There’s no excess. Your writing is just as tight as it could possibly be, like a guitar string that snaps back. 

I definitely do a lot of revision. Shaving things away, or carving things out. I like it choppy, clean. When I was reading it out loud, I felt that there was also a dissonance to it. It’s a technique that I like to use where I’m putting two different things next to each other. Like a collage. Sex is happening but then something else is inserted and then we cut back. The overall effect is dissonant or choppy even at times, but in an interesting way. I’m not trying not to be critical of it, just while I was reading it, I definitely noticed my technique in a different way.

There’s a bluntness and that dissonance can almost have a humor to it too. Like your characters are aware of the absurdity of the world, I would say.

Definitely. I hope. There were times reading it where I found it funny. Not necessarily the text itself, but just like funny that I did that.

This idea of a visceral reading experience and also this dissonant quality makes me think about disassociation and disintegration, like an awareness of the parts that make up the whole. I wonder what your process is in remembering how things feel. Maybe that’s so obvious, but like, if you talk about how a tongue feels, how do you get to those memories?

I’ve been really thinking about these terms “disassociation” and “disembodiment” because actually I think writing is very embodied. It is such an embodied act. And I think that’s why writers—or anyone creative, but I’ll just stick to writers—have historically had the tendency to either drink while they’re writing or do a drug while they’re writing, or go into some kind of meditative state, just to feel it more, as opposed to less. It’s not ideal and most writers who drink a lot stop drinking at some point. I think if you’ve drank enough in your life, you can tap into what that feeling is without it. 

But I find those altered states, they’re heightened, and I really liked that idea of heightened physical sensation because I feel like when you’re transmuting physical experience into text, it should be heightened.
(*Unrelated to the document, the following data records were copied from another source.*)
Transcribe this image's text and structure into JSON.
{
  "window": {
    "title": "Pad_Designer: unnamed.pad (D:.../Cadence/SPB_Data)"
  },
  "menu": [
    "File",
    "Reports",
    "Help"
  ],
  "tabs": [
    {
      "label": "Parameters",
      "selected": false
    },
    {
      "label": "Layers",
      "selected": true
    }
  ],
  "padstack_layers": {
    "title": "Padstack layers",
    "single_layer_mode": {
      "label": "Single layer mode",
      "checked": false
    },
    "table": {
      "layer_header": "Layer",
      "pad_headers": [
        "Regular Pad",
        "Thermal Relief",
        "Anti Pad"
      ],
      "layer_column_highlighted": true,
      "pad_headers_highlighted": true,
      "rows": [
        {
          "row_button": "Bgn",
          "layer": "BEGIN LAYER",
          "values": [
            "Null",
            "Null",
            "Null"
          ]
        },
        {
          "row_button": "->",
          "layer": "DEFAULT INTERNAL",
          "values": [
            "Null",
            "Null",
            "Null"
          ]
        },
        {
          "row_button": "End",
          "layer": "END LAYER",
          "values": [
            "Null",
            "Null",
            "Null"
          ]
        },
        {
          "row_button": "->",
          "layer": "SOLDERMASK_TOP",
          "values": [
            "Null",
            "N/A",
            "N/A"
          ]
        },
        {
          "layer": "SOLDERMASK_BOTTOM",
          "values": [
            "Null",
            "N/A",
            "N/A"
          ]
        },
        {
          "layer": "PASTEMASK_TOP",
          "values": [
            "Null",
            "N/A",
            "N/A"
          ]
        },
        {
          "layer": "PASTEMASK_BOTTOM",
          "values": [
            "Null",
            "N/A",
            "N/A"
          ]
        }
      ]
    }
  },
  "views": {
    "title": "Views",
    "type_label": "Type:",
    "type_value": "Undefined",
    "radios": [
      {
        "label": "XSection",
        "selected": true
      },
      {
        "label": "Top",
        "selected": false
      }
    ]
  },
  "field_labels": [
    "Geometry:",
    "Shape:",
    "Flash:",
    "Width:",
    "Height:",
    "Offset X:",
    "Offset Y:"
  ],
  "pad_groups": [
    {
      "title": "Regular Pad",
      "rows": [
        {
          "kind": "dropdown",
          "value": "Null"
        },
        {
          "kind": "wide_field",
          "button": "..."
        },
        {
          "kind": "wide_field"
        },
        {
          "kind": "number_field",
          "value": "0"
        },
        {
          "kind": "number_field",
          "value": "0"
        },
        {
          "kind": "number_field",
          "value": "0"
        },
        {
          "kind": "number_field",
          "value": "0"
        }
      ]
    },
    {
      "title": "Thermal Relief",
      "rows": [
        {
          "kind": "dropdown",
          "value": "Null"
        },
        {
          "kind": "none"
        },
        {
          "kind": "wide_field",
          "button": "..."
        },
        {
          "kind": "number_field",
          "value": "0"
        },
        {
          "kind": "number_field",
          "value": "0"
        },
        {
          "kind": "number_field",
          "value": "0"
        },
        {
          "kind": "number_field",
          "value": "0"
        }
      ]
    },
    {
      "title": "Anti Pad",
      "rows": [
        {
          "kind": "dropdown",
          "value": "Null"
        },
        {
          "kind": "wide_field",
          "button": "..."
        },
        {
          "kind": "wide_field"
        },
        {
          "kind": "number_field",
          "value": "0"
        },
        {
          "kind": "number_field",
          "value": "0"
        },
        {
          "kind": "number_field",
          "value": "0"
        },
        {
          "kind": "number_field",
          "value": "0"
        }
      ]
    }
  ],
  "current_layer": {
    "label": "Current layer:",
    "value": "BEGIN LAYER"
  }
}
It has to be heightened because that’s how we feel it. That’s how it lives in text. Part of the way I do that heightening is through separation or chopping things up, taking your time with this body part or that body part, but always having this kind of heightened sensibility in it, you know. I think it's less about memory, and it’s more about wanting to focus in and then heighten the sensations.
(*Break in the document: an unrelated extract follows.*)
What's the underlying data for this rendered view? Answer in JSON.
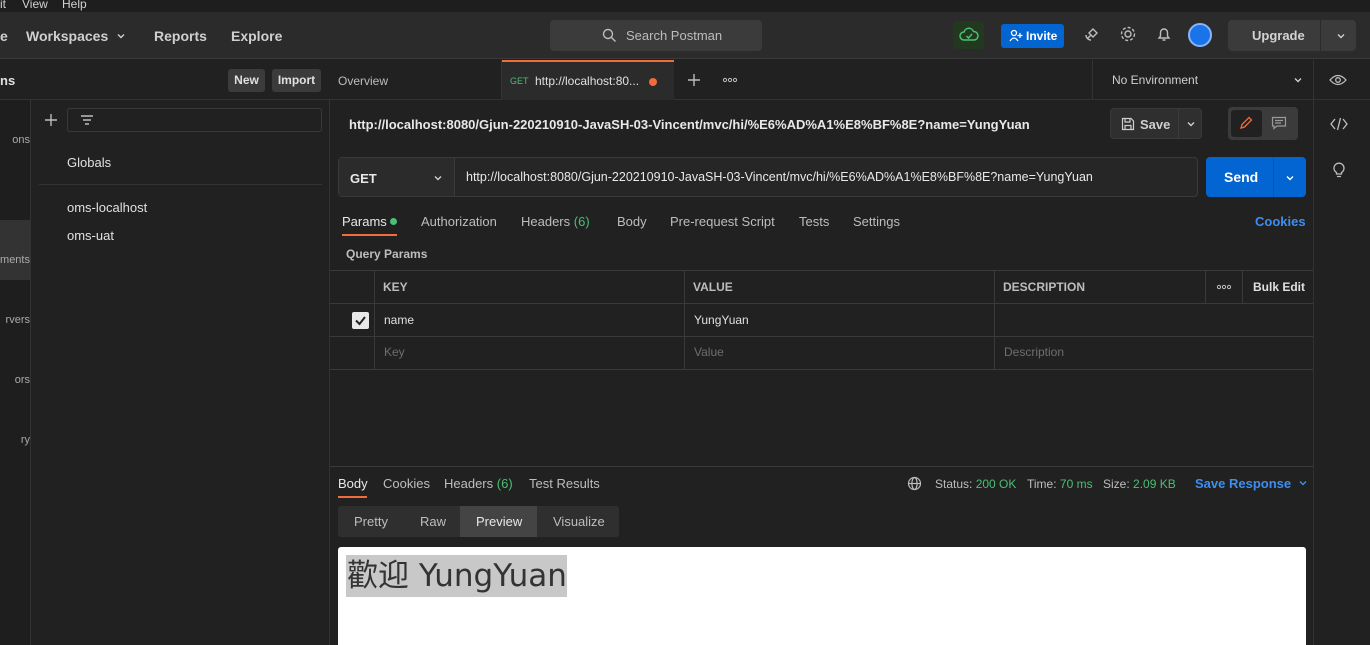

You write about sex so well and in this embodied way. It’s kind of rare. I wonder if your approach to writing [about] it is intentional or more intuitive?

I think in the earlier books, it was more of a political, intentional thing to want to have these long, thick descriptions of sex from the female point of view. I think it’s still there, that desire to slow down the sex scene and just make it go on and on and on. People are writing a lot more sex in books right now, which I appreciate quite a lot, but there’s still not enough for me. Why can’t it go on for five pages? For ten? 
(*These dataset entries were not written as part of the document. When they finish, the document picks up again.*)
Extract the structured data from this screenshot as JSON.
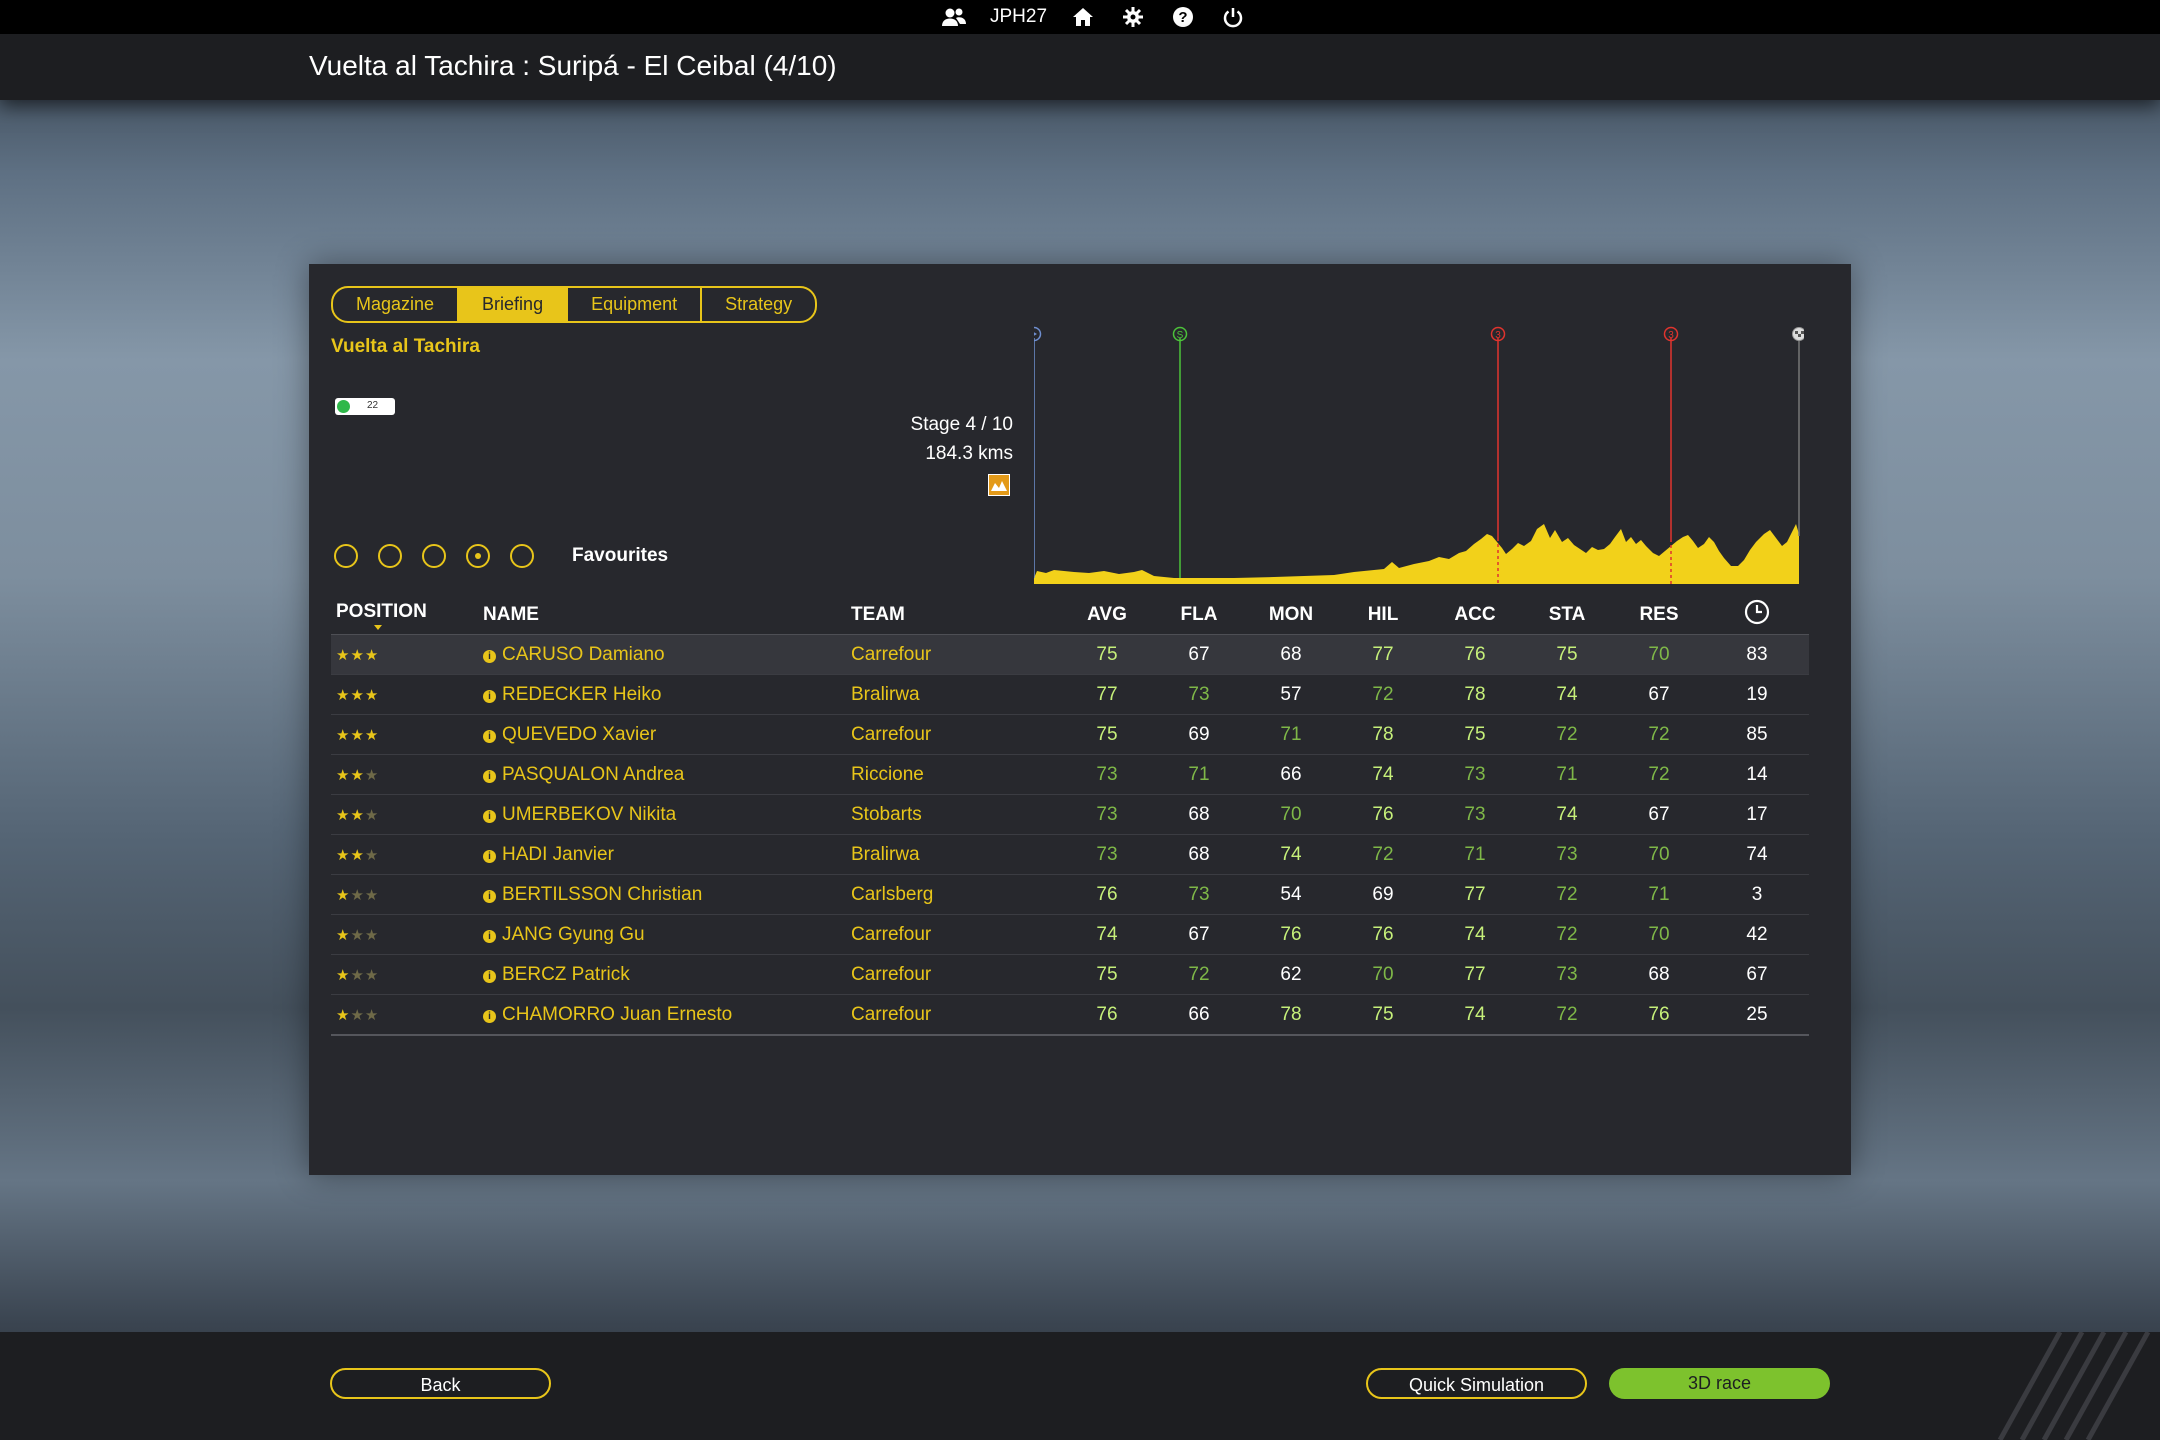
{
  "topbar": {
    "username": "JPH27"
  },
  "header": {
    "title": "Vuelta al Tachira : Suripá - El Ceibal (4/10)"
  },
  "tabs": [
    "Magazine",
    "Briefing",
    "Equipment",
    "Strategy"
  ],
  "active_tab": "Briefing",
  "race": {
    "name": "Vuelta al Tachira",
    "toggle_value": "22"
  },
  "stage": {
    "number": "Stage 4 / 10",
    "distance": "184.3 kms"
  },
  "profile_markers": [
    {
      "type": "start",
      "color": "#6f8fd0",
      "label": "▸"
    },
    {
      "type": "sprint",
      "color": "#4cc23a",
      "label": "S"
    },
    {
      "type": "climb",
      "color": "#e0342e",
      "label": "3"
    },
    {
      "type": "climb",
      "color": "#e0342e",
      "label": "3"
    },
    {
      "type": "finish",
      "color": "#bbbbbb",
      "label": ""
    }
  ],
  "filters": {
    "label": "Favourites",
    "options": 5,
    "selected": 4
  },
  "table": {
    "columns": [
      "POSITION",
      "NAME",
      "TEAM",
      "AVG",
      "FLA",
      "MON",
      "HIL",
      "ACC",
      "STA",
      "RES",
      ""
    ],
    "rows": [
      {
        "stars": 3,
        "name": "CARUSO Damiano",
        "team": "Carrefour",
        "avg": "75",
        "fla": "67",
        "mon": "68",
        "hil": "77",
        "acc": "76",
        "sta": "75",
        "res": "70",
        "time": "83"
      },
      {
        "stars": 3,
        "name": "REDECKER Heiko",
        "team": "Bralirwa",
        "avg": "77",
        "fla": "73",
        "mon": "57",
        "hil": "72",
        "acc": "78",
        "sta": "74",
        "res": "67",
        "time": "19"
      },
      {
        "stars": 3,
        "name": "QUEVEDO Xavier",
        "team": "Carrefour",
        "avg": "75",
        "fla": "69",
        "mon": "71",
        "hil": "78",
        "acc": "75",
        "sta": "72",
        "res": "72",
        "time": "85"
      },
      {
        "stars": 2,
        "name": "PASQUALON Andrea",
        "team": "Riccione",
        "avg": "73",
        "fla": "71",
        "mon": "66",
        "hil": "74",
        "acc": "73",
        "sta": "71",
        "res": "72",
        "time": "14"
      },
      {
        "stars": 2,
        "name": "UMERBEKOV Nikita",
        "team": "Stobarts",
        "avg": "73",
        "fla": "68",
        "mon": "70",
        "hil": "76",
        "acc": "73",
        "sta": "74",
        "res": "67",
        "time": "17"
      },
      {
        "stars": 2,
        "name": "HADI Janvier",
        "team": "Bralirwa",
        "avg": "73",
        "fla": "68",
        "mon": "74",
        "hil": "72",
        "acc": "71",
        "sta": "73",
        "res": "70",
        "time": "74"
      },
      {
        "stars": 1,
        "name": "BERTILSSON Christian",
        "team": "Carlsberg",
        "avg": "76",
        "fla": "73",
        "mon": "54",
        "hil": "69",
        "acc": "77",
        "sta": "72",
        "res": "71",
        "time": "3"
      },
      {
        "stars": 1,
        "name": "JANG Gyung Gu",
        "team": "Carrefour",
        "avg": "74",
        "fla": "67",
        "mon": "76",
        "hil": "76",
        "acc": "74",
        "sta": "72",
        "res": "70",
        "time": "42"
      },
      {
        "stars": 1,
        "name": "BERCZ Patrick",
        "team": "Carrefour",
        "avg": "75",
        "fla": "72",
        "mon": "62",
        "hil": "70",
        "acc": "77",
        "sta": "73",
        "res": "68",
        "time": "67"
      },
      {
        "stars": 1,
        "name": "CHAMORRO Juan Ernesto",
        "team": "Carrefour",
        "avg": "76",
        "fla": "66",
        "mon": "78",
        "hil": "75",
        "acc": "74",
        "sta": "72",
        "res": "76",
        "time": "25"
      }
    ]
  },
  "buttons": {
    "back": "Back",
    "quick_sim": "Quick Simulation",
    "race_3d": "3D race"
  },
  "colors": {
    "accent": "#e8c51a",
    "green": "#7dc22d",
    "panel": "#27282d"
  }
}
I think a lot about the scene in Yara of this lunch in Toronto with the friend’s mom. She’s been portrayed as this enlightened sexual assault survivor and then Yara meets her and is like, “oh my god, you’re a mess.” Everyone right now is so obsessed with unpacking trauma. We all have these shades of contradictions in our self-awareness. This character is so satisfying.

I’m a sponge. There’s so much that goes into my brain about trauma these days and it has to come out in some way.

I mean, I’m part of the problem. I follow the holistic therapy influencers. I read The Body Keeps The Score. I’m guilty of therapy-speak. It’s not that there’s no value in a lot of it, but it feels silly how it gets packaged into this hardened thing.

I don’t love the word cathartic, but I do think that sometimes reading sex is cathartic in a way. But it has to go on for pages and pages and pages. It can’t just be like a paragraph. It gives your mind a way to go through stuff. This sexual space that people can go into when they’re reading sex in a book or watching porn, it gives you this time to go there. It’s not about healing or self-care or even self-love. It’s this space where you can think about something, and then it’s not tormenting you.